How to Love by Katie Cotugno was one of those books I bought purely because I thought the cover was adorable. A YA book with a cute, lovey-dovey cover always gets me. This was one of the books I bought when I was going ham in Barnes & Noble after my dad gave me a gift card for Christmas. I’m telling y’all, I went nuts. Half of the books I bought were ones I had never even heard of, including this one.
How to Love is told in two different time frames that alternate each chapter: before and after. The story revolves around Reena and Sawyer who grew up together because their dads were best friends. In the ‘before’ chapters, it tells the story of lovestruck Reena who has loved Sawyer for as long as she can remember. She and her best friend, Allie, would make lists revolving around him and spend hours out on Allie’s swings just talking about the clothes he wore, the things he said, etc. Skipping to the pertinent part of the ‘before’ section and not giving away any spoilers, Sawyer skips town after a devastating incident, and Reena is left alone with his baby inside of her.
The ‘after’ chapters fast forwards to three years later with Reena raising her daughter, Hannah, as a single parent. Reena abandoned her dreams of going to Northwestern, settling instead for the local community college and working at her father’s restaurant. Sawyer, having been gone all of this time, suddenly reappears, once again turning Reena’s world upside down.
To be honest, this book wasn’t my favorite, and I think it boils down to one simple fact: I didn’t connect with any of the characters.

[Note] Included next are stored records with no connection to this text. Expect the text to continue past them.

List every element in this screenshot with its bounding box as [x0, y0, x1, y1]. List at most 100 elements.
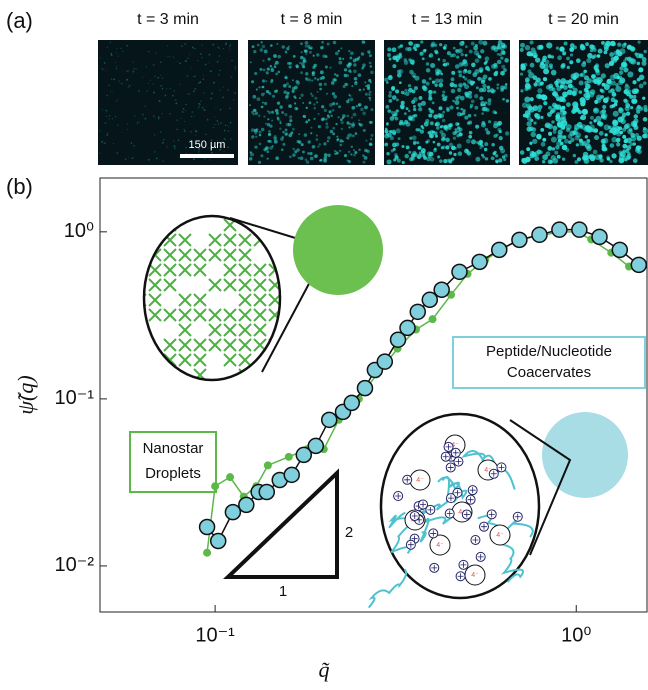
annotation: Droplets: [145, 465, 201, 482]
droplet: [176, 102, 178, 104]
droplet: [580, 115, 586, 121]
droplet: [621, 119, 626, 124]
droplet: [487, 86, 490, 89]
droplet: [591, 74, 596, 79]
droplet: [272, 95, 275, 98]
droplet: [396, 98, 399, 101]
droplet: [635, 90, 639, 94]
droplet: [473, 81, 476, 84]
droplet: [525, 77, 530, 82]
droplet: [229, 48, 230, 49]
droplet: [284, 76, 288, 80]
droplet: [476, 86, 479, 89]
droplet: [496, 133, 499, 136]
droplet: [481, 123, 486, 128]
droplet: [594, 108, 597, 111]
droplet: [282, 143, 285, 146]
droplet: [319, 83, 322, 86]
droplet: [178, 139, 180, 141]
droplet: [540, 82, 544, 86]
data-point: [592, 229, 607, 244]
droplet: [576, 143, 579, 146]
droplet: [270, 81, 273, 84]
droplet: [442, 94, 445, 97]
droplet: [623, 59, 626, 62]
droplet: [462, 41, 465, 44]
charge-label: 4⁻: [436, 542, 444, 549]
droplet: [336, 136, 338, 138]
droplet: [434, 83, 437, 86]
droplet: [435, 51, 438, 54]
droplet: [322, 54, 326, 58]
droplet: [348, 94, 350, 96]
droplet: [162, 113, 163, 114]
droplet: [280, 105, 283, 108]
droplet: [227, 146, 229, 148]
droplet: [305, 53, 307, 55]
droplet: [500, 56, 503, 59]
droplet: [285, 52, 287, 54]
droplet: [364, 106, 368, 110]
droplet: [500, 71, 505, 76]
data-point: [400, 320, 415, 335]
droplet: [303, 57, 306, 60]
droplet: [153, 115, 155, 117]
droplet: [496, 46, 499, 49]
droplet: [198, 103, 200, 105]
droplet: [118, 55, 119, 56]
droplet: [593, 150, 598, 155]
droplet: [537, 45, 542, 50]
droplet: [264, 102, 267, 105]
droplet: [420, 40, 423, 43]
droplet: [639, 146, 642, 149]
droplet: [457, 112, 462, 117]
droplet: [551, 120, 554, 123]
droplet: [492, 110, 496, 114]
droplet: [564, 139, 569, 144]
droplet: [268, 58, 271, 61]
droplet: [401, 91, 405, 95]
droplet: [311, 94, 314, 97]
droplet: [230, 44, 232, 46]
droplet: [351, 117, 353, 119]
droplet: [532, 127, 536, 131]
droplet: [354, 77, 357, 80]
droplet: [619, 66, 623, 70]
data-point: [410, 304, 425, 319]
droplet: [202, 57, 203, 58]
droplet: [235, 68, 237, 70]
droplet: [399, 120, 403, 124]
droplet: [335, 123, 337, 125]
nanostar: [209, 309, 221, 321]
droplet: [367, 50, 370, 53]
droplet: [169, 56, 170, 57]
droplet: [344, 68, 347, 71]
droplet: [255, 136, 257, 138]
droplet: [548, 132, 552, 136]
droplet: [99, 153, 100, 154]
droplet: [573, 106, 579, 112]
droplet: [311, 80, 313, 82]
droplet: [362, 66, 364, 68]
droplet: [320, 70, 324, 74]
droplet: [139, 122, 140, 123]
droplet: [270, 65, 272, 67]
droplet: [543, 101, 547, 105]
nanostar: [209, 249, 221, 261]
nanostar: [239, 279, 251, 291]
droplet: [540, 116, 543, 119]
droplet: [627, 152, 630, 155]
droplet: [408, 117, 412, 121]
droplet: [365, 93, 368, 96]
nanostar: [239, 294, 251, 306]
droplet: [555, 145, 559, 149]
droplet: [558, 129, 563, 134]
droplet: [370, 134, 373, 137]
droplet: [438, 58, 441, 61]
droplet: [346, 100, 349, 103]
droplet: [543, 77, 546, 80]
droplet: [483, 74, 488, 79]
droplet: [367, 87, 370, 90]
droplet: [460, 108, 463, 111]
droplet: [296, 148, 299, 151]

Reena: As the main character of the book, she’s the one that’s supposed to be the awkward, shy girl that comes into her own by the end of the book. This all happened, but I was so frustrated with the decisions that she made within the book that I found myself not only not being able to connect with her, but also, I just didn’t really like her. A lot of that has to do with the way she treated her best friend, Allie, in the ‘before’ section, and her boyfriend, Aaron, in the ‘after section.
Allie: She is Reena’s best friend as a teenager, and at first, she’s one of my favorite characters. She slipped out of that when she started ditching Reena. There was one chapter where Reena and Allie had just had a fight. Reena was ready to put it behind them. Allie invites her over, and Reena expects to go over there and them have a good talk. Instead, Reena is bombarded with Allie’s new life. She’s having a party, something that she didn’t mention to Reena on the phone. Not to mention, Sawyer is there. It just irks me that she blindsided Reena like that. Plus, she ends up betraying Reena and starts dating Sawyer, knowing that Reena has “loved” him her entire life.
Aaron: He is one of three characters that I have no grief with through the entire book. He’s the perfect girlfriend to Reena, which says a lot because he’s mature in the fact that he’s a great father figure for Hannah.
Shelby: She is Reena’s best friend in the ‘after’ section, and she’s also Aaron’s twin sister. She’s easily my favorite character because she’s spunky, fun and values education. Plus, she does her best to keep Reena in line.
Sawyer: Okay, I could probably write a novel about why I don’t like him, but I’ll try to keep it simple. As the leading man in the book, you would think he has some redeeming qualities, but no. There isn’t a single thing about Sawyer that I like. He’s a skeezeball. He’s manipulative. He doesn’t have any respect for Reena, his family or hers. He leaves when he wants without warning. Honestly, I don’t like him in the ‘before’ or ‘after’ sections. I think his character alone is enough to make me dislike this book.
I give this book a 2.5 out of 5. Because I couldn’t really connect with the characters and also generally didn’t like the characters, it was hard for me to really enjoy this book. I think the storyline is interesting and believable for what it is as far as the blueprints go, but the frustration I have with the choices Reena makes when it’s Team Sawyer or Team Aaron is just overall frustrating. Because of that, I found myself not really enjoying the book and wishing for it to end so I could get back to reading Anna Karenina.